Findings of international agencies support the view that corruption is only accelerating under the present leadership.

Transparency International, which monitors corporate and political corruption, downgraded Ukraine to 152nd place out of 183 countries in a study in 2011.

Ernst & Young has set Ukraine among the world’s three most corrupt nations alongside Colombia and Brazil.

In the run-up to Sunday, opposition leaders – including the jailed Tymoshenko – are loudly alleging that the ruling party may try to rig the vote.

Yanukovych, though, is now more isolated in Europe than ever before because of the Tymoshenko affair.

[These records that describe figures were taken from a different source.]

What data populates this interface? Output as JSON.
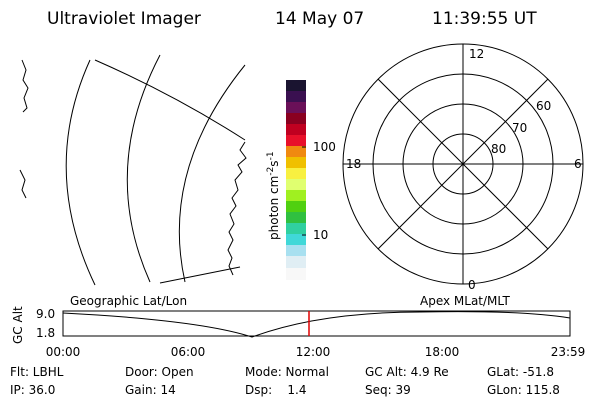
{
  "header": {
    "title": "Ultraviolet Imager",
    "date": "14 May 07",
    "time": "11:39:55 UT"
  },
  "colorbar": {
    "label": "photon cm",
    "exp1": "-2",
    "unit2": "s",
    "exp2": "-1",
    "ticks": [
      "100",
      "10"
    ]
  },
  "polar": {
    "labels": {
      "top": "12",
      "left": "18",
      "right": "6",
      "bottom": "0"
    },
    "rings": [
      "60",
      "70",
      "80"
    ]
  },
  "orbit": {
    "ylabel": "GC Alt",
    "yticks": [
      "9.0",
      "1.8"
    ],
    "left_title": "Geographic Lat/Lon",
    "right_title": "Apex MLat/MLT",
    "xticks": [
      "00:00",
      "06:00",
      "12:00",
      "18:00",
      "23:59"
    ]
  },
  "footer": {
    "rows": [
      [
        "Flt: LBHL",
        "Door: Open",
        "Mode: Normal",
        "GC Alt: 4.9 Re",
        "GLat: -51.8"
      ],
      [
        "IP: 36.0",
        "Gain: 14",
        "Dsp:    1.4",
        "Seq: 39",
        "GLon: 115.8"
      ]
    ]
  }
}
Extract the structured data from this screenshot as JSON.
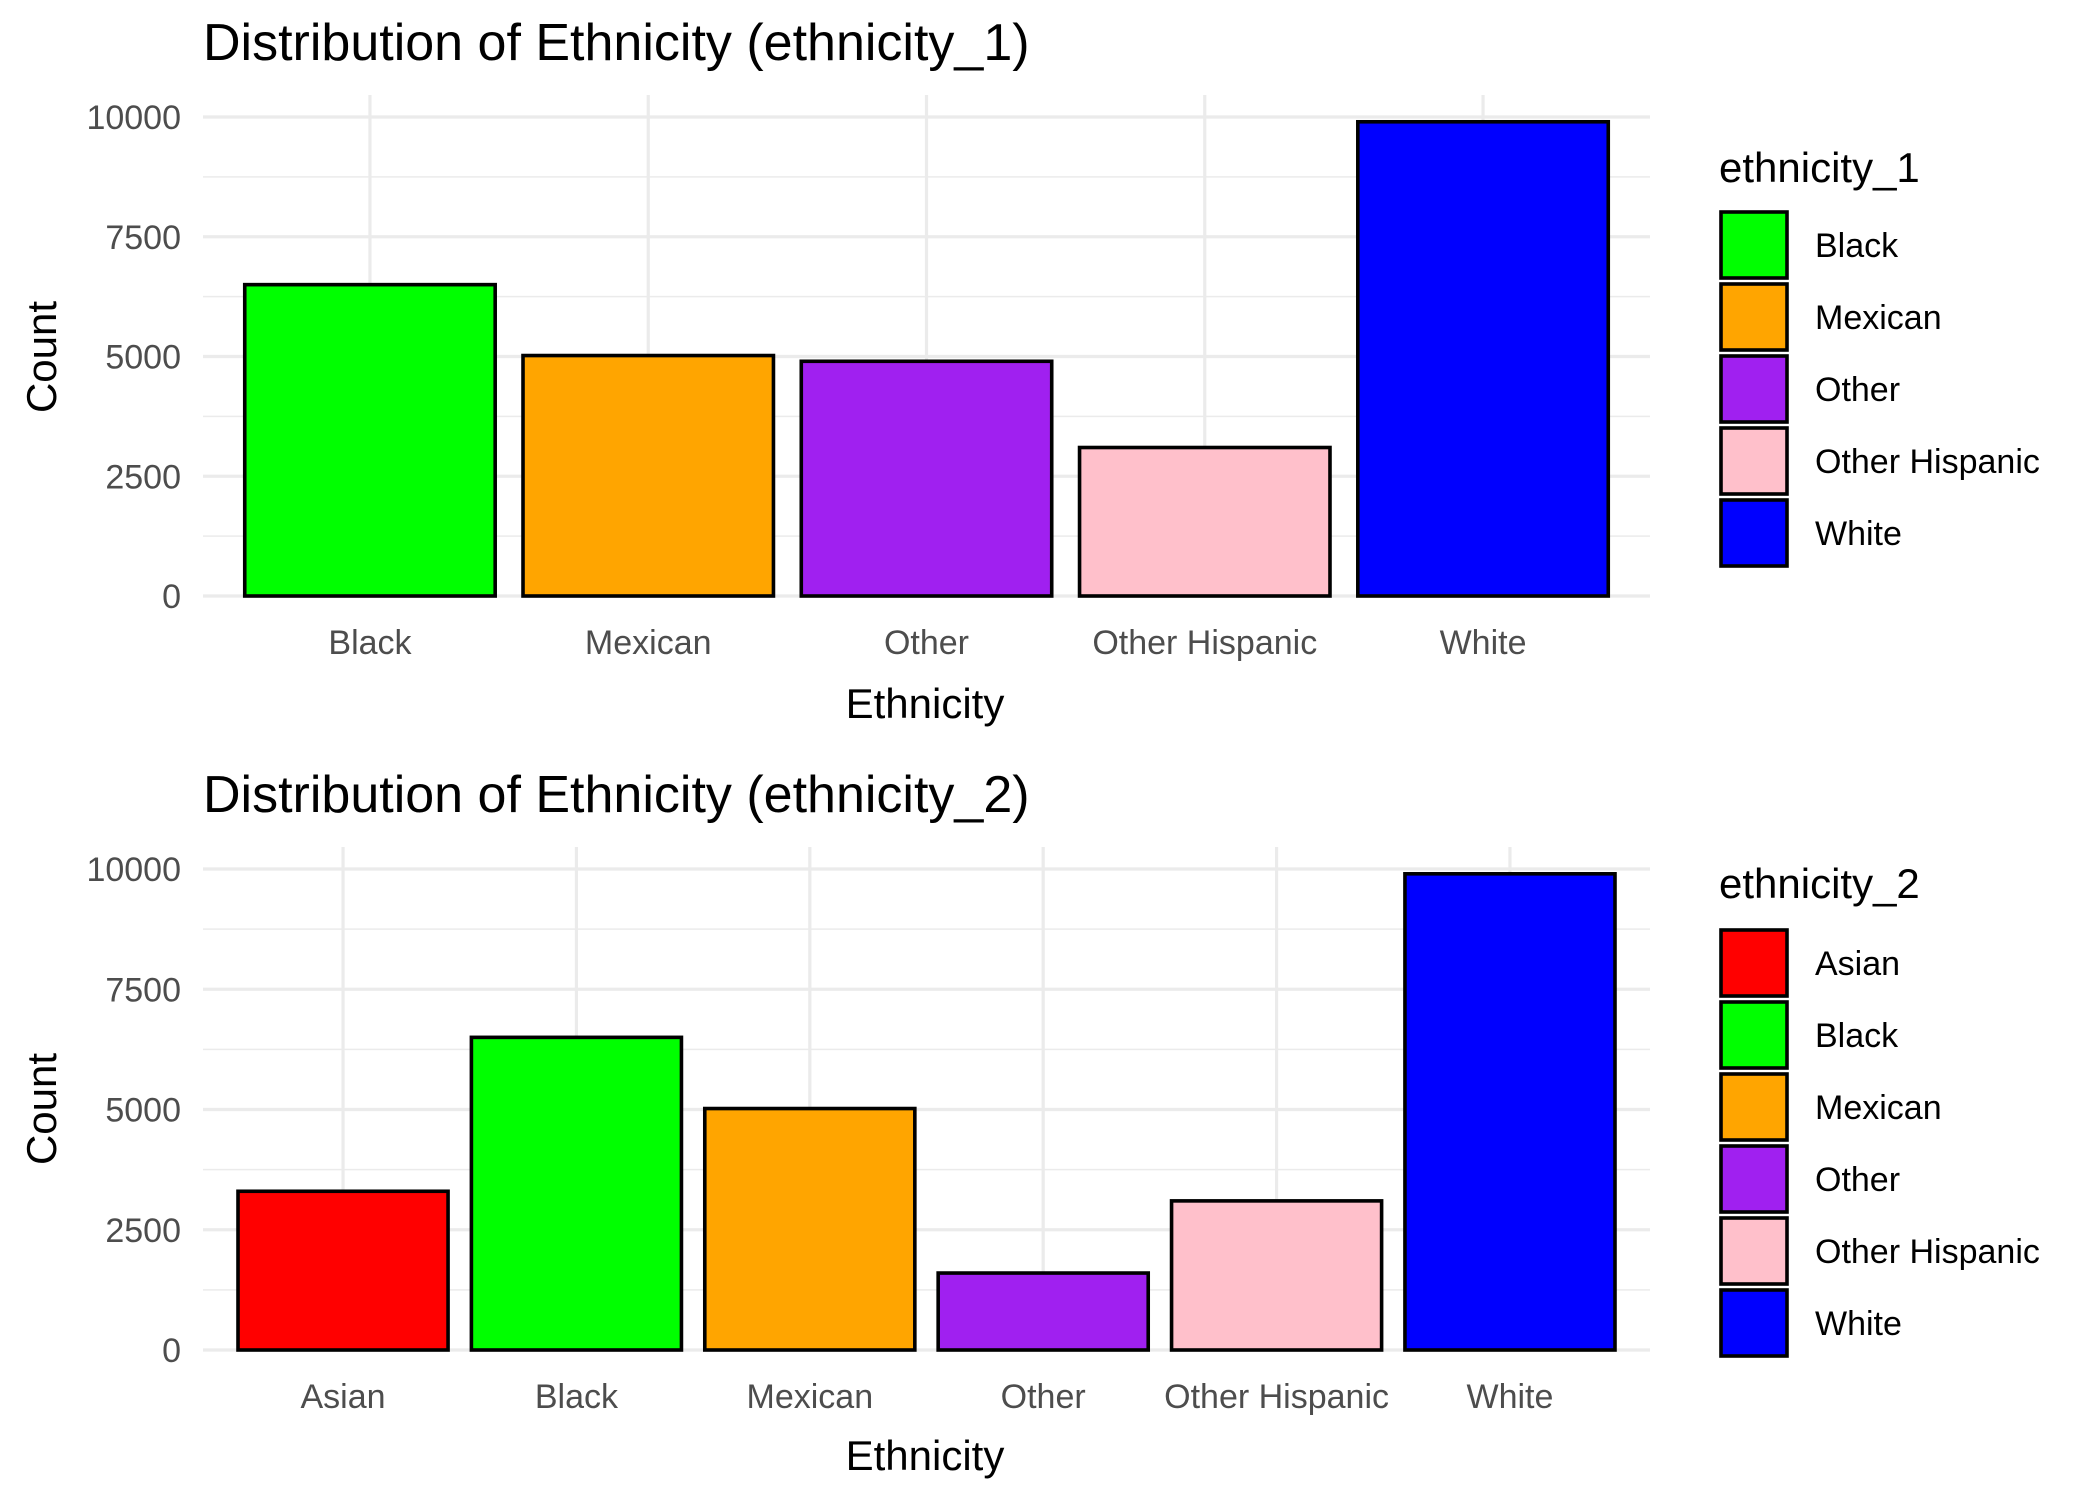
{
  "chart_data": [
    {
      "type": "bar",
      "title": "Distribution of Ethnicity (ethnicity_1)",
      "xlabel": "Ethnicity",
      "ylabel": "Count",
      "ylim": [
        0,
        10000
      ],
      "yticks": [
        0,
        2500,
        5000,
        7500,
        10000
      ],
      "grid": true,
      "legend": {
        "title": "ethnicity_1",
        "position": "right"
      },
      "categories": [
        "Black",
        "Mexican",
        "Other",
        "Other Hispanic",
        "White"
      ],
      "values": [
        6500,
        5020,
        4900,
        3100,
        9900
      ],
      "colors": [
        "#00ff00",
        "#ffa500",
        "#a020f0",
        "#ffc0cb",
        "#0000ff"
      ]
    },
    {
      "type": "bar",
      "title": "Distribution of Ethnicity (ethnicity_2)",
      "xlabel": "Ethnicity",
      "ylabel": "Count",
      "ylim": [
        0,
        10000
      ],
      "yticks": [
        0,
        2500,
        5000,
        7500,
        10000
      ],
      "grid": true,
      "legend": {
        "title": "ethnicity_2",
        "position": "right"
      },
      "categories": [
        "Asian",
        "Black",
        "Mexican",
        "Other",
        "Other Hispanic",
        "White"
      ],
      "values": [
        3300,
        6500,
        5020,
        1600,
        3100,
        9900
      ],
      "colors": [
        "#ff0000",
        "#00ff00",
        "#ffa500",
        "#a020f0",
        "#ffc0cb",
        "#0000ff"
      ]
    }
  ]
}
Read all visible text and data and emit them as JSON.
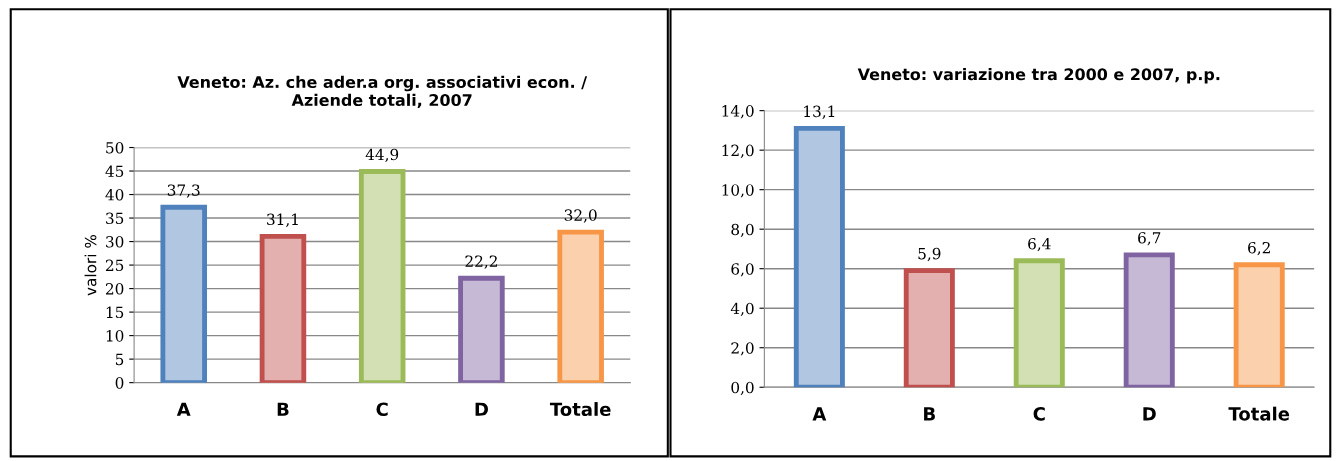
{
  "chart_data": [
    {
      "type": "bar",
      "title": "Veneto: Az. che ader.a org. associativi econ. /\nAziende totali, 2007",
      "ylabel": "valori %",
      "categories": [
        "A",
        "B",
        "C",
        "D",
        "Totale"
      ],
      "values": [
        37.3,
        31.1,
        44.9,
        22.2,
        32.0
      ],
      "value_labels": [
        "37,3",
        "31,1",
        "44,9",
        "22,2",
        "32,0"
      ],
      "colors": [
        "#4f81bd",
        "#c0504d",
        "#9bbb59",
        "#8064a2",
        "#f79646"
      ],
      "ylim": [
        0,
        50
      ],
      "yticks": [
        0,
        5,
        10,
        15,
        20,
        25,
        30,
        35,
        40,
        45,
        50
      ],
      "grid": "y",
      "legend": false
    },
    {
      "type": "bar",
      "title": "Veneto: variazione tra 2000 e 2007, p.p.",
      "categories": [
        "A",
        "B",
        "C",
        "D",
        "Totale"
      ],
      "values": [
        13.1,
        5.9,
        6.4,
        6.7,
        6.2
      ],
      "value_labels": [
        "13,1",
        "5,9",
        "6,4",
        "6,7",
        "6,2"
      ],
      "colors": [
        "#4f81bd",
        "#c0504d",
        "#9bbb59",
        "#8064a2",
        "#f79646"
      ],
      "ylim": [
        0,
        14
      ],
      "yticks": [
        {
          "value": 0,
          "label": "0,0"
        },
        {
          "value": 2,
          "label": "2,0"
        },
        {
          "value": 4,
          "label": "4,0"
        },
        {
          "value": 6,
          "label": "6,0"
        },
        {
          "value": 8,
          "label": "8,0"
        },
        {
          "value": 10,
          "label": "10,0"
        },
        {
          "value": 12,
          "label": "12,0"
        },
        {
          "value": 14,
          "label": "14,0"
        }
      ],
      "grid": "y",
      "legend": false
    }
  ]
}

He will be eager to secure overall approval for Sunday’s election from OSCE monitors – especially since Ukraine is due to preside over the regional security, development and democracy promotion body from January.

Georgia’s Mikheil Saakashvili is alone among leaders of former Soviet republics in being credited with stamping out corruption in his country.

But whatever caveats, remarks or criticism international monitors direct at Ukraine after next Sunday’s election, nobody is expecting Ukraine to follow Georgia’s example in cleaning up the system.

“There are no grounds for expecting from Yanukovych the sort of fight against corruption that we have seen with Saakashvili,” said Volodymyr Fesenko of the Penta political analysis centre.